It's an excellent article/post making points that I've been frustrated at not seeing in academic/popular reviews of O'Brien's generally insightful, well-written, and well-researched book.
O'Brien argues that, for all major WW2 combatants except Russia, air and sea production dominated war production. From that fact, he argues that the air-sea war - and especially the West's contributions to it - were the real decisive factors in the war, not the Eastern Front.
As I've said elsewhere, one seemingly obvious blindspot of the book's focus on war production is that economies produce at least two things: goods and services. viewtopic.php?f=11&t=248298#p2260332 Fielding armies - moving immense manpower resources from goods production to military services provision - implies an immense opportunity cost in goods production. O'Brien's focus on the air/sea battle's primacy in military goods production completely ignores the land war's primacy in military services.
Davies is on to this point, creating an interesting table of financial vs. human life costs, using "value of life" economics:

I want to amplify Davies point by looking at the effects of human capital distribution during the war, which complements the above graph of retrospective human capital "expenditure."
Just look at German manpower distribution in 1944. From DRZW vol.V, p.928:

As of mid-'44, Germany had called up 10.7mil men to the Wehrmacht and was employing ~20.3mil men in the domestic economy.
Of the Wehrmacht's 10.7mil, ~90% were committed to land war (Heer, Waffen-SS, LW ground units, LW activity apportioned to ground support) or were dead/disabled/missing due to land war. So ~30% of Germany's male population was providing military services in the land war or had died/etc. doing so. [The DRZW table might understate Wehrmacht recruitment, as Germany had ~9.5mil soldiers in all branches in mid-44 and had already lost a few million].
Any familiarity with the fights between OKW/H and industry over soldiers vs. factory workers will tell you that returning those 30% of men to the factories would have massively increased German military production.
And it's not simply a matter of arithmetic proportion: The men serving in the Wehrmacht were younger, healthier, and often better-educated/skilled than those who stayed at home. In an industrial economy they were certain to have been more productive than extremely young, old, or infirm men. Despite the "Reserved occupation" label - always inefficient anyways - the Wehrmacht claimed a disproportionate share of Germany's technical and skilled human capital. See, e.g., DRZW vol.V "Distribution of Scarcity" p. 1114-1147.
If we suppose that the Wehrmacht devoted to land war 40% of Germany's productivity-adjusted male manpower in 1944, thereby removing it from war production, and add this factor to the land war's ~45% share of industrial production, then the economic resources of Germany were overwhelmingly concentrated on land warfare.
Applying this analysis to other countries likewise demonstrates the incompleteness of O'Brien's central thesis.
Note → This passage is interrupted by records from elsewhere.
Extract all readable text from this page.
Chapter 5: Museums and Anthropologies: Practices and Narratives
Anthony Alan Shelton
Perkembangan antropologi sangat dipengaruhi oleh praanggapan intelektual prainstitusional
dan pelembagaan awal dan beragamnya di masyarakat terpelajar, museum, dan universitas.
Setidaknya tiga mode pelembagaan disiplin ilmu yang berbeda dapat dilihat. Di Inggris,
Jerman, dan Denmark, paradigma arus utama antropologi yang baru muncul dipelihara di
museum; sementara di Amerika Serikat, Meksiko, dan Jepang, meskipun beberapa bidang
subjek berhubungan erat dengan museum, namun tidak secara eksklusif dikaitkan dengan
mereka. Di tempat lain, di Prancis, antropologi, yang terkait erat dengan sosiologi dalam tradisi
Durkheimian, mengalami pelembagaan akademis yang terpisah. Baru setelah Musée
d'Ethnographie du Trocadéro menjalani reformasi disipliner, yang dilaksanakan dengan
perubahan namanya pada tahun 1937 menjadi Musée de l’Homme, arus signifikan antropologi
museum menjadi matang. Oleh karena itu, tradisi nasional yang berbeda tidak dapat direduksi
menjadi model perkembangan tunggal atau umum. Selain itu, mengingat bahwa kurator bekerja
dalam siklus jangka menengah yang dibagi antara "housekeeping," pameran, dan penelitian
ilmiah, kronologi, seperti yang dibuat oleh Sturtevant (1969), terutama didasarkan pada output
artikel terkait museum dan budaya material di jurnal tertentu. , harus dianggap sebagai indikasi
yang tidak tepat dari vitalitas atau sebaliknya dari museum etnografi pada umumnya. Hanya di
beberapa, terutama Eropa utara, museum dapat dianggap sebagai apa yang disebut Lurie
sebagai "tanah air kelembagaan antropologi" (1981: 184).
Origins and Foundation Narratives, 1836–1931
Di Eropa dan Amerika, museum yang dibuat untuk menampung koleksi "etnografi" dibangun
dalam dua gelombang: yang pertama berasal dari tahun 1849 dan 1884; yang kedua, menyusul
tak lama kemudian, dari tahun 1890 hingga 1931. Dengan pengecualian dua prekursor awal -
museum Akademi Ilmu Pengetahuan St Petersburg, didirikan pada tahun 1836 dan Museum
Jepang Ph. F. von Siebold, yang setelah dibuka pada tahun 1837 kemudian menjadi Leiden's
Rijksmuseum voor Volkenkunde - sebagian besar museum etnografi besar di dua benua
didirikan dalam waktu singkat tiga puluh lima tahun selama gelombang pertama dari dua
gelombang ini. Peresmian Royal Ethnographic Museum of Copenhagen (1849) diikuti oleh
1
The Soviet Union had ~31mil non-agricultural workers in 1942, of whom 10.9mil were in the military. The Soviet Home Front 1941-45, Harrison, p.215. The SU had already lost ~5mil to the Germans on land so about 15mil of ~36mil non-agricultural workers were devoted to the land war military services under this accounting. As with Germany, soldiers were generally younger and healthier than those left in the factories so it was probably the case that half of Soviet (male and productivity-adjusted) manpower was providing military services to the land war in 1942. Certainly later in the war, as the tally of the land war's dead/disabled/missing increased, 50% would be an underestimate. As even O'Brien recognizes that Soviet goods production was majority land-focused, a good accounting of Soviet goods+services potential devoted to land war would certainly exceed 80%.
For the Western Allies and Japan my analysis amends O'Brien's picture significantly less, as these countries threw far less of their productive capacity into military services and, of these military services, a far greater proportion went to manning/maintaining/supplying ships and planes. Nonetheless, the land forces of the US and Britain always exceeded the other services in manpower allotment and consideration of their productive capacity for goods instead of military services (i.e. production opportunity cost of armies) would shift the balance land-ward from the low-20's percentages figured by O'Brien.